At the end of the day, these artists, styles, etc. would not exist without the artists who had no say in their "democratizing art".


Oh, agreed. This is Brave New World territory.

My suggestion is to accept it as a thing that will be here and tune our expectations appropriately. Because if it is made illegal, it will be one of those things that's illegal-but-omnipresent, like sharing music on BitTorrent... The Western copyright regime doesn't blanket the world, and the advantages of these tools are so big that places it doesn't reach will just use them. The fact that this story is about a Nigerian engineer in Canada using software developed in San Francisco running on some computers in Northern Virginia to ape the artistic style of an artist from LA, none of these parties having ever met each other, indicates how empty the bottle is the genie used to live in.


> We're going to be starving out our artists because robots can generate art _far_ more easily than they can. If this continues, it disincentivizes anyone from trying the already very uphill battle of making a living by creating art. One might say, "capitalism, baby! we don't need those artists, because we have AI and look at what it can do in seconds!" But I think that even if AI can "discover" new art styles and trends, there's something lost by humans not doing it.

This has already happened.

People used to get paid to recreate paintings but now we have the technology to do it without a painter.

You used to need a musician whenever you wanted live music but now we just play a recording.

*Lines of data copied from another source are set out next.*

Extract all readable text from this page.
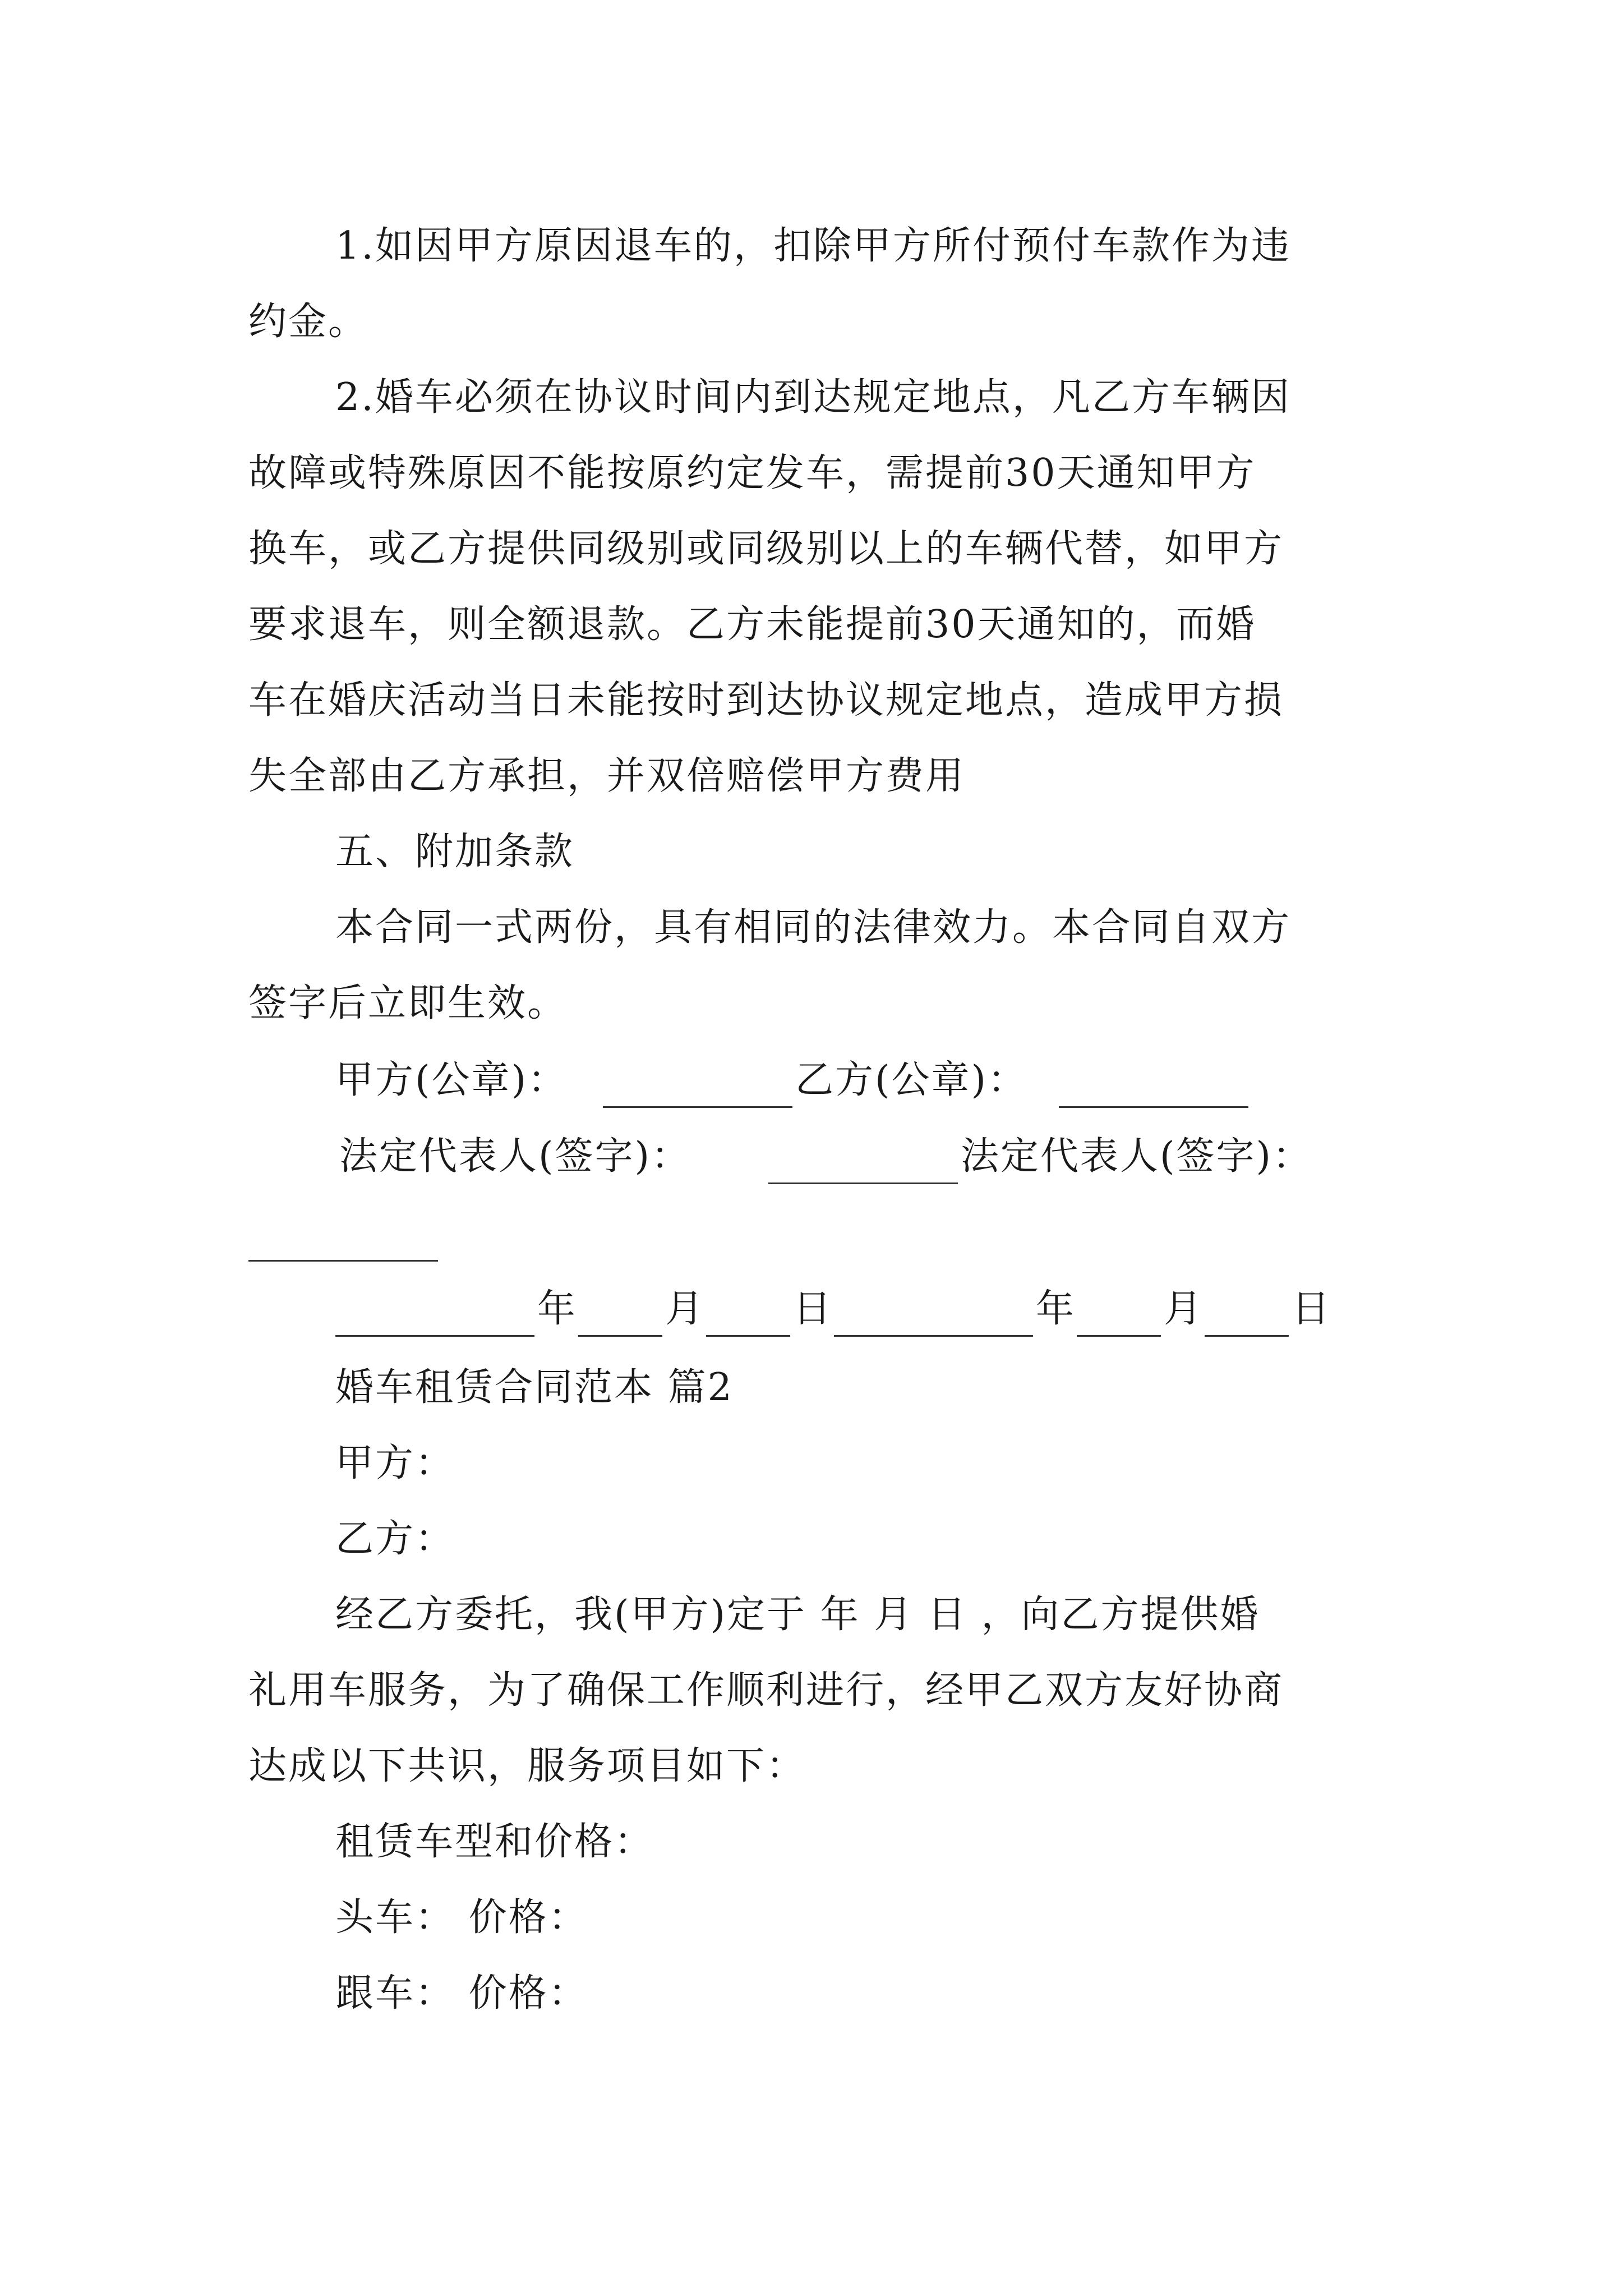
1.如因甲方原因退车的，扣除甲方所付预付车款作为违
约金。
2.婚车必须在协议时间内到达规定地点，凡乙方车辆因
故障或特殊原因不能按原约定发车，需提前30天通知甲方
换车，或乙方提供同级别或同级别以上的车辆代替，如甲方
要求退车，则全额退款。乙方未能提前30天通知的，而婚
车在婚庆活动当日未能按时到达协议规定地点，造成甲方损
失全部由乙方承担，并双倍赔偿甲方费用
五、附加条款
本合同一式两份，具有相同的法律效力。本合同自双方
签字后立即生效。
甲方(公章)：	乙方(公章)：
法定代表人(签字)：	法定代表人(签字)：
年 月 日	年 月 日
婚车租赁合同范本 篇2
甲方：
乙方：
经乙方委托，我(甲方)定于 年 月 日 ，向乙方提供婚
礼用车服务，为了确保工作顺利进行，经甲乙双方友好协商
达成以下共识，服务项目如下：
租赁车型和价格：
头车： 价格：
跟车： 价格：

Basically, what you are describing is how technology has worked forever. I am not sure why people have chosen this particular instance of technology lessening capitalistic opportunities for artists to get their knickers in a twist over.

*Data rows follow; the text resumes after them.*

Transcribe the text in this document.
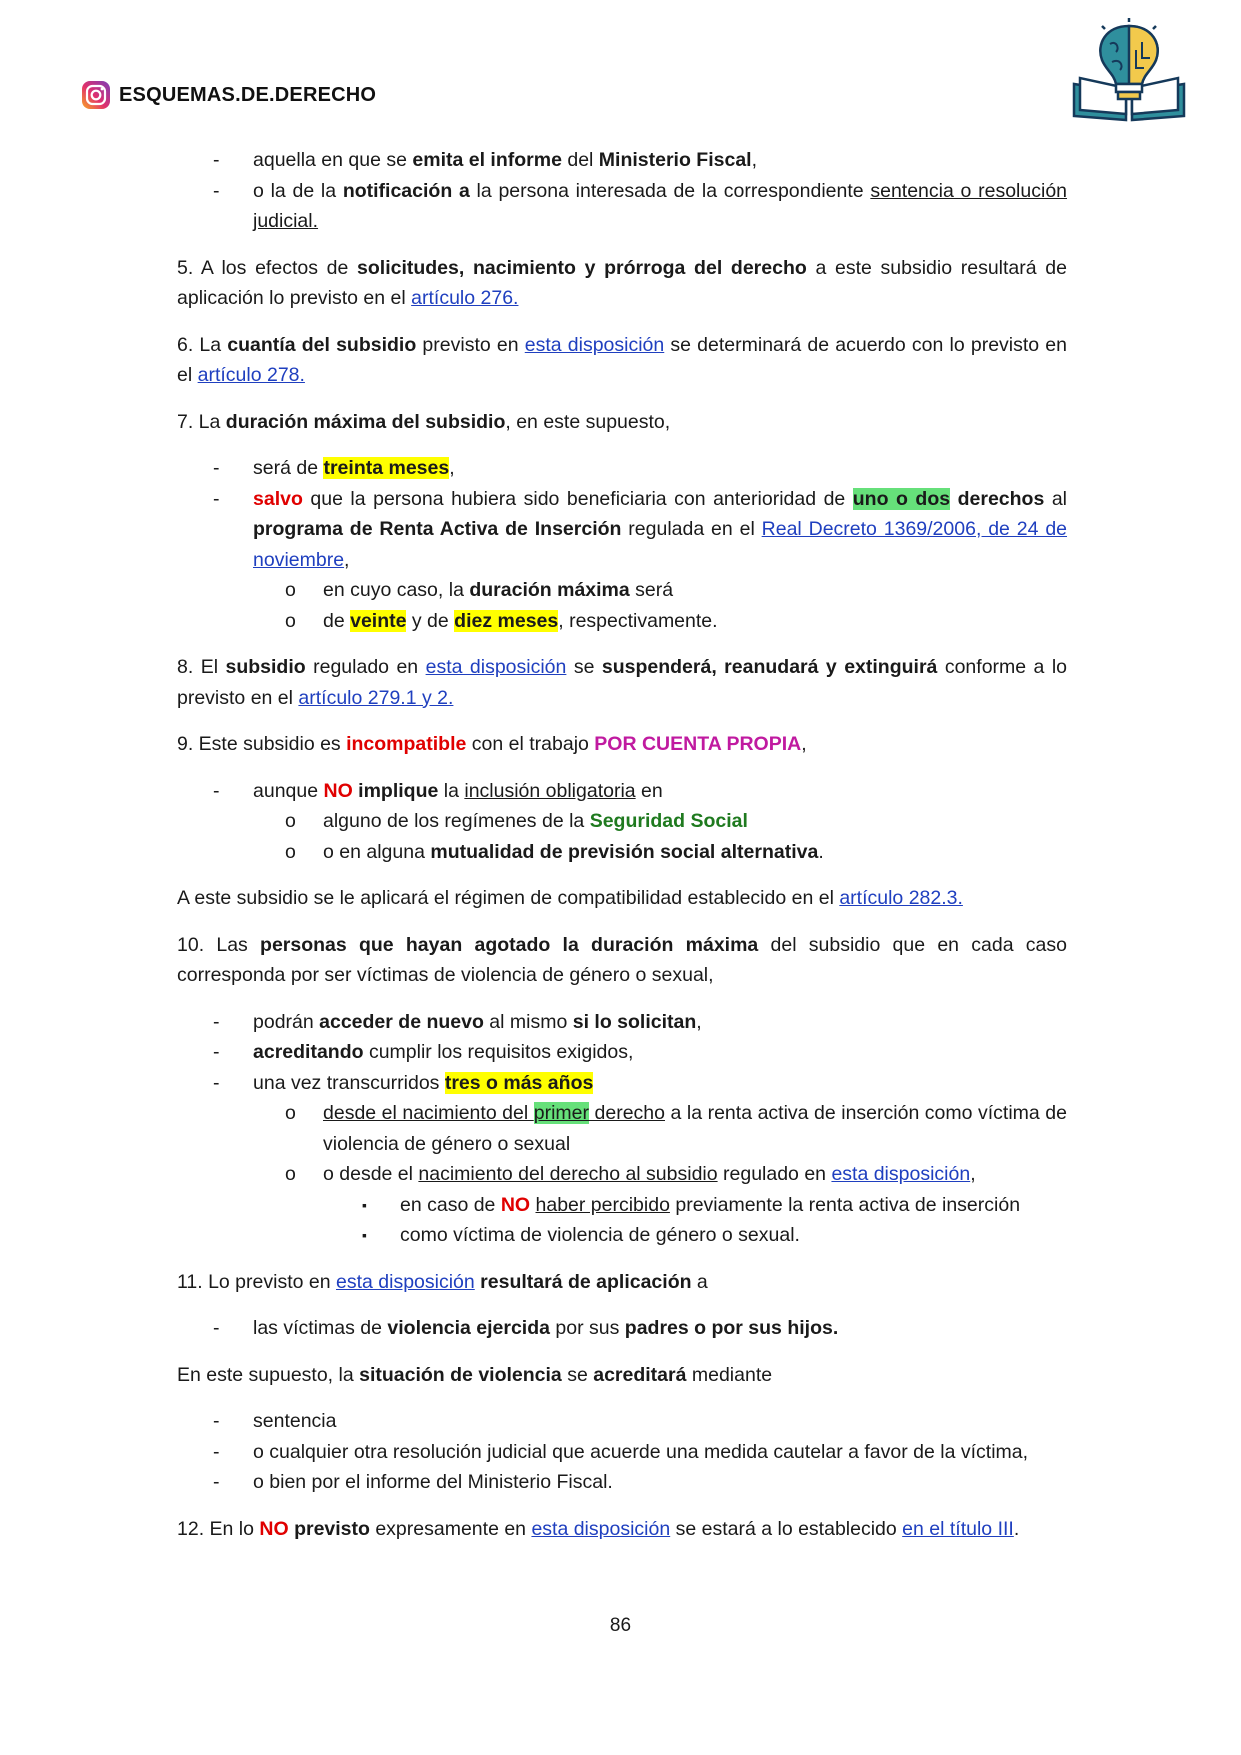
ESQUEMAS.DE.DERECHO
-	aquella en que se emita el informe del Ministerio Fiscal,
-	o la de la notificación a la persona interesada de la correspondiente sentencia o resolución judicial.

5. A los efectos de solicitudes, nacimiento y prórroga del derecho a este subsidio resultará de aplicación lo previsto en el artículo 276.

6. La cuantía del subsidio previsto en esta disposición se determinará de acuerdo con lo previsto en el artículo 278.

7. La duración máxima del subsidio, en este supuesto,

-	será de treinta meses,
-	salvo que la persona hubiera sido beneficiaria con anterioridad de uno o dos derechos al programa de Renta Activa de Inserción regulada en el Real Decreto 1369/2006, de 24 de noviembre,
o	en cuyo caso, la duración máxima será
o	de veinte y de diez meses, respectivamente.

8. El subsidio regulado en esta disposición se suspenderá, reanudará y extinguirá conforme a lo previsto en el artículo 279.1 y 2.

9. Este subsidio es incompatible con el trabajo POR CUENTA PROPIA,

-	aunque NO implique la inclusión obligatoria en
o	alguno de los regímenes de la Seguridad Social
o	o en alguna mutualidad de previsión social alternativa.

A este subsidio se le aplicará el régimen de compatibilidad establecido en el artículo 282.3.

10. Las personas que hayan agotado la duración máxima del subsidio que en cada caso corresponda por ser víctimas de violencia de género o sexual,

-	podrán acceder de nuevo al mismo si lo solicitan,
-	acreditando cumplir los requisitos exigidos,
-	una vez transcurridos tres o más años
o	desde el nacimiento del primer derecho a la renta activa de inserción como víctima de violencia de género o sexual
o	o desde el nacimiento del derecho al subsidio regulado en esta disposición,
▪	en caso de NO haber percibido previamente la renta activa de inserción
▪	como víctima de violencia de género o sexual.

11. Lo previsto en esta disposición resultará de aplicación a

-	las víctimas de violencia ejercida por sus padres o por sus hijos.

En este supuesto, la situación de violencia se acreditará mediante

-	sentencia
-	o cualquier otra resolución judicial que acuerde una medida cautelar a favor de la víctima,
-	o bien por el informe del Ministerio Fiscal.

12. En lo NO previsto expresamente en esta disposición se estará a lo establecido en el título III.

86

The same thing that has happened in the past will happen again. Artists will adapt and learn to use new tools, less people will make money via art, and people will keep making art anyways because the reason most people do it isn’t money.

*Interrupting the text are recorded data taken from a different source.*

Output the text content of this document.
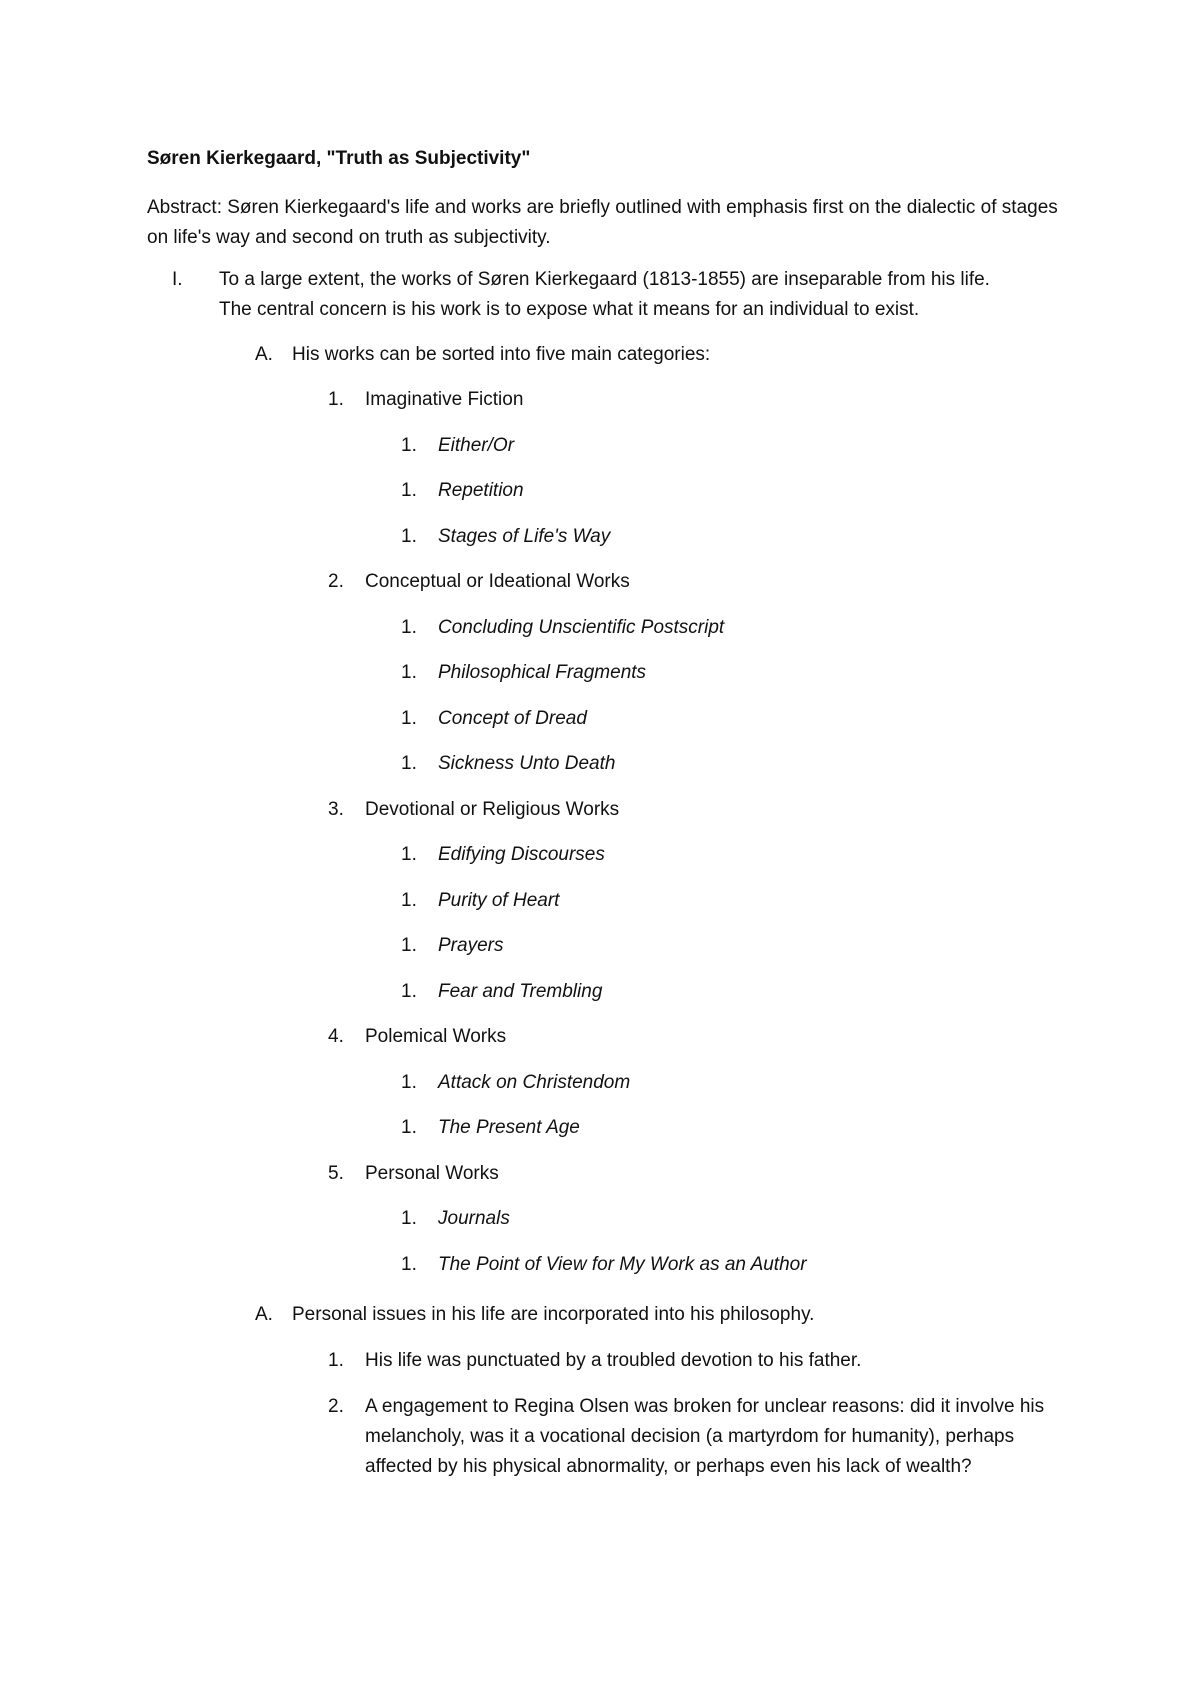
Søren Kierkegaard, "Truth as Subjectivity"
Abstract: Søren Kierkegaard's life and works are briefly outlined with emphasis first on the dialectic of stages on life's way and second on truth as subjectivity.
I. To a large extent, the works of Søren Kierkegaard (1813-1855) are inseparable from his life.
The central concern is his work is to expose what it means for an individual to exist.
A. His works can be sorted into five main categories:
1. Imaginative Fiction
1. Either/Or
1. Repetition
1. Stages of Life's Way
2. Conceptual or Ideational Works
1. Concluding Unscientific Postscript
1. Philosophical Fragments
1. Concept of Dread
1. Sickness Unto Death
3. Devotional or Religious Works
1. Edifying Discourses
1. Purity of Heart
1. Prayers
1. Fear and Trembling
4. Polemical Works
1. Attack on Christendom
1. The Present Age
5. Personal Works
1. Journals
1. The Point of View for My Work as an Author
A. Personal issues in his life are incorporated into his philosophy.
1. His life was punctuated by a troubled devotion to his father.
2. A engagement to Regina Olsen was broken for unclear reasons: did it involve his melancholy, was it a vocational decision (a martyrdom for humanity), perhaps affected by his physical abnormality, or perhaps even his lack of wealth?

Because it's based on LLMs and LLMs will possibly do this to all knowledge work in our lifetimes.


> I don't think AI will be able to replace human creativity for discovering new paradigms as fast as it will replace human application of existing paradigms. And by doing the latter really well with AI, we're killing our ability to do the former. We'll end up with a sterile art trajectory.

This may actually end up making the few artists creative enough to create bold new art styles even more valuable, if they can basically not release their art and hide it behind a model.

Though I guess anyone with access to that model's output could then just generate a few samples and train on those, so maybe not.


It will change the landscape of the art market, but it won't destroy it. Digital art will be less valuable, canvases and sculptures will become more valuable.


The cost of materials and transportation and time using the expensive CNC machine will be the major costs of sculpture. Generating the same quality 3D models is at the very furthest 18 months away. And animating and rigging the models and giving them auto-generated RL policies will surely come very quickly next.


If you were going to make a 3D model sculpture you would probably want to just 3D print it instead of using a CNC. In any case sculptures aren't as simple as cutting a 3d form out of a hunk of metal; the variety of materials and techniques is arguably much more interesting than the shape at the end. And the physical nature of it by definition resists the infinite generative shit that AI throws on the internet; there isn't space in the world to store tons and tons of nonsense sculptures, and the cost and time of making them is nontrivial as well.